Launch the container. Start-up may take a couple of minutes until the service is available.

docker run -d --rm --name riva-speech \
--runtime=nvidia -e CUDA_VISIBLE_DEVICES=0 \
--shm-size=1G \
-v ${MODEL_DIRECTORY}/parakeet-ctc-riva-0-6b_ven-us_${GPU_TYPE}_fp16_24.03:/config/models/parakeet-ctc-riva-0-6b-en-us \
-e MODEL_REPOS="--model-repository /config/models/parakeet-ctc-riva-0-6b-en-us" \
-p 50051:50051 \
nvcr.io/nvidia/nim/speech_nim:24.03 start-riva

This starts the service with gRPC endpoint in a detached container by the name riva-speech. Refer to Riva ASR APIs for API documentation.

(Optional): Container logs can be checked using the command below.

docker logs riva-speech

You should see a log similar to the one shown below, which indicates the successful deployment of the service.

I0306 10:40:55.868216   253 riva_server.cc:171] Riva Conversational AI Server listening on 0.0.0.0:50051

Health and Liveness Checks

The container exposes gRPC health service for integration into existing systems such as Kubernetes. Remember, it may take a few minutes to load the model and initialize the service completely.

docker run --rm --net host fullstorydev/grpcurl -plaintext -H "content-type: application/grpc" 0.0.0.0:50051 grpc.health.v1.Health/Check

Once the service is ready for inference, the above command will show the below output.

{
"status": "SERVING"
}

Run Inference

Interacting with the Parakeet CTC Riva requires the use of a Python client to send audio data to the NIM. The NIM container contains the Python client, sample code and sample data which can be used to test the NIM by calling python3 /opt/riva/examples/transcribe_file.py --server 0.0.0.0:50051 --input-file /opt/riva/wav/en-US_sample.wav. The following instructions describe how to install and use the Riva Python client outside of the container in your local environment.

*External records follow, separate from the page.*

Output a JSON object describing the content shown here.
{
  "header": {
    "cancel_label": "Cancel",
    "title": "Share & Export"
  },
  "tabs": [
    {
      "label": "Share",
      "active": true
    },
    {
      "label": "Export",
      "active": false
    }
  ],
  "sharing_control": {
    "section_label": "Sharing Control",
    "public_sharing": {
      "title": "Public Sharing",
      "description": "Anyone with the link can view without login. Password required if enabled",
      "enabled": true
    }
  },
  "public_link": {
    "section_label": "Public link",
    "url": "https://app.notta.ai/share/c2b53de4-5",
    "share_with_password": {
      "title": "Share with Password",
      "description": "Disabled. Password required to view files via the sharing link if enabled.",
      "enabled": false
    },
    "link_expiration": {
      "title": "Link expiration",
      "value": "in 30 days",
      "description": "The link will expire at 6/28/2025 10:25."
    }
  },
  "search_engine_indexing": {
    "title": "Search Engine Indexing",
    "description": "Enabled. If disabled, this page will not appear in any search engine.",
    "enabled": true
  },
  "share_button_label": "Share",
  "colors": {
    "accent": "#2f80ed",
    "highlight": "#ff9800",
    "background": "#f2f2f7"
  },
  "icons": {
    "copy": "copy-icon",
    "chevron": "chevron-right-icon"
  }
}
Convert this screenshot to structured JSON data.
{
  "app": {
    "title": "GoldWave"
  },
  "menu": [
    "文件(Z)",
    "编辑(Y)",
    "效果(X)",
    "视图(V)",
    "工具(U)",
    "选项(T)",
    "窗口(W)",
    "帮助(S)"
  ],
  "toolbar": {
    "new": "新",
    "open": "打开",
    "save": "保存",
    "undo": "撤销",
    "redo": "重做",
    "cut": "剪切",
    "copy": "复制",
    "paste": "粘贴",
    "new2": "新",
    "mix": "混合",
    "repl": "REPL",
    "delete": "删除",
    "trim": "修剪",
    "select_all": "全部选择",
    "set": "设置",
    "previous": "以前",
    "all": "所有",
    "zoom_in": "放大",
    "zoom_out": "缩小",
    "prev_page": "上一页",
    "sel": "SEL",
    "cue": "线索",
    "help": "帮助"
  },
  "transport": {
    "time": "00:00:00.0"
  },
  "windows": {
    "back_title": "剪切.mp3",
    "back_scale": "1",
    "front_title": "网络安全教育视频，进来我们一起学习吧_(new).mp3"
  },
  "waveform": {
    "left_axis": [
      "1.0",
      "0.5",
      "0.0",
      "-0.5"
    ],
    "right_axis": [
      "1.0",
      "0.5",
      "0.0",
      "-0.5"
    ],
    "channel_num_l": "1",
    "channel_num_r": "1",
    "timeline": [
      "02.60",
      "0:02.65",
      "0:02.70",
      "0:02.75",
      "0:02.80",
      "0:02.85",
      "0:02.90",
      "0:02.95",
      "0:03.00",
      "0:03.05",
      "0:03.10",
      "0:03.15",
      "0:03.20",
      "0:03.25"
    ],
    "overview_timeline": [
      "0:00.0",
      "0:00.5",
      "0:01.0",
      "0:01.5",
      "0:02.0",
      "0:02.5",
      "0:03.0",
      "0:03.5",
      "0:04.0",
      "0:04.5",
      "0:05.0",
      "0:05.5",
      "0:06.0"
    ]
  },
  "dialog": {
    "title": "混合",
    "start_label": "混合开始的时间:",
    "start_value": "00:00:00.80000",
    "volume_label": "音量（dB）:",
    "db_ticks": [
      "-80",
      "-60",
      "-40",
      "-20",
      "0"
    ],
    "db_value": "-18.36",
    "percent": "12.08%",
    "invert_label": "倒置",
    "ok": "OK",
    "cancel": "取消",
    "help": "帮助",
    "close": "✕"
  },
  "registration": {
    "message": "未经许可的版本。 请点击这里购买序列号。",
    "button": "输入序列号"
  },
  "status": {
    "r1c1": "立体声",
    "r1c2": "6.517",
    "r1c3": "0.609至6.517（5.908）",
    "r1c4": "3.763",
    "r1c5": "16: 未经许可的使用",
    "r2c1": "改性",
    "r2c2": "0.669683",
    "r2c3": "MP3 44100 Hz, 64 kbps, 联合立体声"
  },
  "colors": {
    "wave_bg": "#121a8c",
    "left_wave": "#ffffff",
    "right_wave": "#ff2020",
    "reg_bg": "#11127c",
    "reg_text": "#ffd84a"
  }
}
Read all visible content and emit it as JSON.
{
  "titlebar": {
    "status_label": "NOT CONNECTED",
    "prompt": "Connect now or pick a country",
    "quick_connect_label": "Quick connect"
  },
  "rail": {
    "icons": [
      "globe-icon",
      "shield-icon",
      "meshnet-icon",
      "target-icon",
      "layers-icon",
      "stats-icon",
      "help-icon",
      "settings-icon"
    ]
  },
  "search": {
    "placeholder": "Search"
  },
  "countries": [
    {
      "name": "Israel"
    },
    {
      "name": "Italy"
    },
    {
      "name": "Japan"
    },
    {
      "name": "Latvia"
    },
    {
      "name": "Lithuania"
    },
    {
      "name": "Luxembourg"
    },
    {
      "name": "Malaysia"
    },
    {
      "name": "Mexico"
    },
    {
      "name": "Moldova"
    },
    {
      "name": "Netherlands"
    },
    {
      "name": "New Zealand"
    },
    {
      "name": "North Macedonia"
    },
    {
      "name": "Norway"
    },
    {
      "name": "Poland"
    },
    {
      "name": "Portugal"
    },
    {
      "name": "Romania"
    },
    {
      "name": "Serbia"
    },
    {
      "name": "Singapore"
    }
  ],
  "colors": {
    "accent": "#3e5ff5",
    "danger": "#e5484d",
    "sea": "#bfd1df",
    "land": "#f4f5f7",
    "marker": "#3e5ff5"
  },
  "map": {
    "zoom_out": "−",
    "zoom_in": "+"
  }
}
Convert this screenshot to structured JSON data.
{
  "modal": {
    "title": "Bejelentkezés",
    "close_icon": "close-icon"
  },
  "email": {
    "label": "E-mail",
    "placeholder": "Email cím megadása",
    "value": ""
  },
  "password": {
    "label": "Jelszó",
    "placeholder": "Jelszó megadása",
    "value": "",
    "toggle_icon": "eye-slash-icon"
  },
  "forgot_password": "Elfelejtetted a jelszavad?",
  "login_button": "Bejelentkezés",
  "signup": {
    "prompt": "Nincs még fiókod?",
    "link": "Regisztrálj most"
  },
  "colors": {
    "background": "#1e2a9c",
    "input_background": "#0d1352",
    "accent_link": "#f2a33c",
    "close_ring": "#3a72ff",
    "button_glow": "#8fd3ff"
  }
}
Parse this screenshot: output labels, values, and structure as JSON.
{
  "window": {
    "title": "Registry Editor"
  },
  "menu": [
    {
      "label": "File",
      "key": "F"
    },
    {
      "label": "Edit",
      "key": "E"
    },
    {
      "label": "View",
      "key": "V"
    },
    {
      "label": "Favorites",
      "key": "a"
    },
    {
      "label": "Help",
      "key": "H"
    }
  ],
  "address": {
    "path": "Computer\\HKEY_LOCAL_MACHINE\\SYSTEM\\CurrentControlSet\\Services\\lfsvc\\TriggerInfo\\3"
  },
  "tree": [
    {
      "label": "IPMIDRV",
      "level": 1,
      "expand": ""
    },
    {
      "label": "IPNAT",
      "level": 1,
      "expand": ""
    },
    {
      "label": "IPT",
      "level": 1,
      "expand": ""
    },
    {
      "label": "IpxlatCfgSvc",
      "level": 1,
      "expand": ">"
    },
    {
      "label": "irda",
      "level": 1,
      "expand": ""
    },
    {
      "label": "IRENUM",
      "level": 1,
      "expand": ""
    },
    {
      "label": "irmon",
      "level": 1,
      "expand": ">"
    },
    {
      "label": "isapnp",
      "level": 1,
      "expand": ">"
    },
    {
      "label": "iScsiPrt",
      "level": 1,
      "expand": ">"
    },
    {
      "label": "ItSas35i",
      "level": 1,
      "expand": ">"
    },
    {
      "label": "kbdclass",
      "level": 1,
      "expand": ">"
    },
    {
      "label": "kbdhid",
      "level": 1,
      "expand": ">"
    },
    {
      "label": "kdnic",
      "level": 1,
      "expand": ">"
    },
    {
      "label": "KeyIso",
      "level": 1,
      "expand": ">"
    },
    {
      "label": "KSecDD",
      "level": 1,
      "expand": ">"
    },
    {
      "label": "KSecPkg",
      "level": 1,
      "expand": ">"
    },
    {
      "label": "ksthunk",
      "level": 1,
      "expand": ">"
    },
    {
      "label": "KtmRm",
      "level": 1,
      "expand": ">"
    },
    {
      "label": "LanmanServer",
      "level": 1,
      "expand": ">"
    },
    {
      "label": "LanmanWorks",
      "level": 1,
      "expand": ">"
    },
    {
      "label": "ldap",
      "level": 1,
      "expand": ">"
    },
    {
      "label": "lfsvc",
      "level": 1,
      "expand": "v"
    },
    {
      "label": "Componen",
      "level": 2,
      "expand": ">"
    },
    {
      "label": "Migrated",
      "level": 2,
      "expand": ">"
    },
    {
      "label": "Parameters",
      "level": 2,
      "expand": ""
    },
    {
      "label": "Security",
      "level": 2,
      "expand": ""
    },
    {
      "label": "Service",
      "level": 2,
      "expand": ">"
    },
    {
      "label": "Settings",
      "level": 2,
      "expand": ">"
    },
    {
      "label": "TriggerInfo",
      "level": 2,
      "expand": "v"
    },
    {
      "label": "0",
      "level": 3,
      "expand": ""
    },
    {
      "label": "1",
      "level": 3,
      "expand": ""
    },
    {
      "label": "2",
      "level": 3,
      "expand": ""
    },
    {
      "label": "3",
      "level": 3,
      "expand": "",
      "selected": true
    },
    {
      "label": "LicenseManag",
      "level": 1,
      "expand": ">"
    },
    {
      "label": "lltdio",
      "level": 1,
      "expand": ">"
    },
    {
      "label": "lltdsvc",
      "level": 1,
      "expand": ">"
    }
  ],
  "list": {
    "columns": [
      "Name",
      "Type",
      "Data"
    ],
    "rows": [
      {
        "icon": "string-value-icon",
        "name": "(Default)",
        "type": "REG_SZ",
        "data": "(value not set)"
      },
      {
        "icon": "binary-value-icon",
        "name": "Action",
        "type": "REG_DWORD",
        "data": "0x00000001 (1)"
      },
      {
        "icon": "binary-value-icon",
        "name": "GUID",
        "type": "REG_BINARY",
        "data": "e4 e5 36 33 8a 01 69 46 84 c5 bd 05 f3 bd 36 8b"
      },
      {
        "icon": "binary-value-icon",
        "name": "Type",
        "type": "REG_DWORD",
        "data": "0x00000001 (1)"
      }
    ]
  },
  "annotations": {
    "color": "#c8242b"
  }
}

Install the Riva Python client package
1. Install pip if required
  sudo apt-get install python3-pip
2. Install Riva client package
  pip install nvidia-riva-client

Download Riva sample client

cd ${MODEL_DIRECTORY}
git clone https://github.com/nvidia-riva/python-clients.git

Run Speech to Text inference
1. In case you do not have a speech file available, you can use a sample speech file provided in the container. Riva server supports Mono, 16-bit audio in WAV, OPUS and FLAC formats.
  1cd ${MODEL_DIRECTORY} 2 3# Copy sample speech file from container to host 4docker cp riva-speech:/opt/riva/wav/en-US_sample.wav .
2. Run streaming inference client. Input speech file is streamed to the service chunks-by-chunk and the transcript returned by the service is printed on the terminal.
  python3 python-clients/scripts/asr/transcribe_file.py --server 0.0.0.0:50051 --input-file en-US_sample.wav --language-code en-US
  
  Above command will print the transcript as shown below.
  
  ## what is natural language processing

Stopping the Container

When you’re done testing the endpoint, you can bring down the container by running the below command.

docker stop riva-speech

More Information

This NIM supports only the Parakeet CTC 0.6b model on H100, A100, & L40S. We will be expanding support for models and GPUs in the future. For deployment on other GPUs or deployment of other ASR models, refer to NVIDIA Riva which is a production-grade GPU accelerated inferencing solution for ASR available today.